Editor's letter

It was great to meet so many of you in Houston last month at Energy Risk USA. With more than 330 delegates, numbers at the conference broke the record attendance of last year. I think this is a real reflection of the fact that energy risk management has been propelled to the top of company agendas in the past couple of years.

The conference topics – which are arrived at after extensive consultation with the energy risk management community – are a good indication of where people's interest lies and which new approaches and new markets might be the next big thing.

This year the conference had a strong green theme, with presentations on carbon trading, wind power and ethanol being extremely popular.

Another area of growing interest is, of course, Asia. In this issue we bring you the results of our inaugural Energy Risk Asia awards. Each of our six winners is working hard to develop the market in the region. You can read more about their operations in our Awards Special Report on page 26.

In terms of new developments, another exciting area is the Smart Grid.
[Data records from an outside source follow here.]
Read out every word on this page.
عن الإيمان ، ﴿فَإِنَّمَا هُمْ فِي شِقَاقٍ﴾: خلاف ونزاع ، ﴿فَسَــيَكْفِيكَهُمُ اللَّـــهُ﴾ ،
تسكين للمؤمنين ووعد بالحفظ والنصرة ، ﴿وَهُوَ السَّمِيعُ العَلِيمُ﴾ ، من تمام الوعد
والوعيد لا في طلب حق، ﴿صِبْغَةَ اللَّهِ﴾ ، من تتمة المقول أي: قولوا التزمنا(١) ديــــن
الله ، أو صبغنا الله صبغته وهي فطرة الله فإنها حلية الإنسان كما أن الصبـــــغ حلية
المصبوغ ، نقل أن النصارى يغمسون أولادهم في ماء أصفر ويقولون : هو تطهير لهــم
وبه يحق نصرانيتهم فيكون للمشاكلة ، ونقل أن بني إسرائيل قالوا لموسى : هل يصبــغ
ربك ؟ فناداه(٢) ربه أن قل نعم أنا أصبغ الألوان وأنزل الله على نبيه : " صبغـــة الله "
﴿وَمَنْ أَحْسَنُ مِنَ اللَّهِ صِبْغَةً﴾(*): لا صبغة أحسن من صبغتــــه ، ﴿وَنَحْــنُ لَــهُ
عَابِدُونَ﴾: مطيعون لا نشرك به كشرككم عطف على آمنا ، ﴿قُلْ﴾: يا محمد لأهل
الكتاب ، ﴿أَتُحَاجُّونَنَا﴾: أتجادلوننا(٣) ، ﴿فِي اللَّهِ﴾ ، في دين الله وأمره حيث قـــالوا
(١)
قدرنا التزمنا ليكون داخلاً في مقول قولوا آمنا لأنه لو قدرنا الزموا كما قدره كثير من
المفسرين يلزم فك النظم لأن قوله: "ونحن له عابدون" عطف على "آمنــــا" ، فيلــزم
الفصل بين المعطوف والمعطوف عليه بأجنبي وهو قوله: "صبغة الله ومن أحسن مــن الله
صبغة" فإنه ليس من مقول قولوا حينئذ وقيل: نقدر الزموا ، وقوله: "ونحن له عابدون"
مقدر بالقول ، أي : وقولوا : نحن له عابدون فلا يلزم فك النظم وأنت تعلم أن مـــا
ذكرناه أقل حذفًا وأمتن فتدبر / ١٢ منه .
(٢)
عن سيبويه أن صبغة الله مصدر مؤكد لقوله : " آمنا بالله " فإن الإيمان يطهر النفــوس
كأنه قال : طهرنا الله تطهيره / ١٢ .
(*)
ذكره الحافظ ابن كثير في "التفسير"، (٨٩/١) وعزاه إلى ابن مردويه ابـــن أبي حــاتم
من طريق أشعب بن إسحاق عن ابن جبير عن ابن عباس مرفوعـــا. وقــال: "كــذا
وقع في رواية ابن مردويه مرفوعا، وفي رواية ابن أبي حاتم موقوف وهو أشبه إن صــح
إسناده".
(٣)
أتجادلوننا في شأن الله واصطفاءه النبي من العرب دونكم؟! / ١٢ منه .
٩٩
Engineers of this technology foresee an entire network allowing the optimal, intelligent production and distribution of power to be operational by 2020. In our cover story Catherine Lacoursière looks at how Smart Grid technologies are already changing the economics of power markets.

Also in this issue look out for David Watkins' insightful article into why the US WTI benchmark crude contract is trading so far below European Brent and the possible solutions posited to correct the distortion.

P.S. Energy Risk is proud to announce it came highly commended in the category of International Business Magazine of the Year at the recent PPA awards.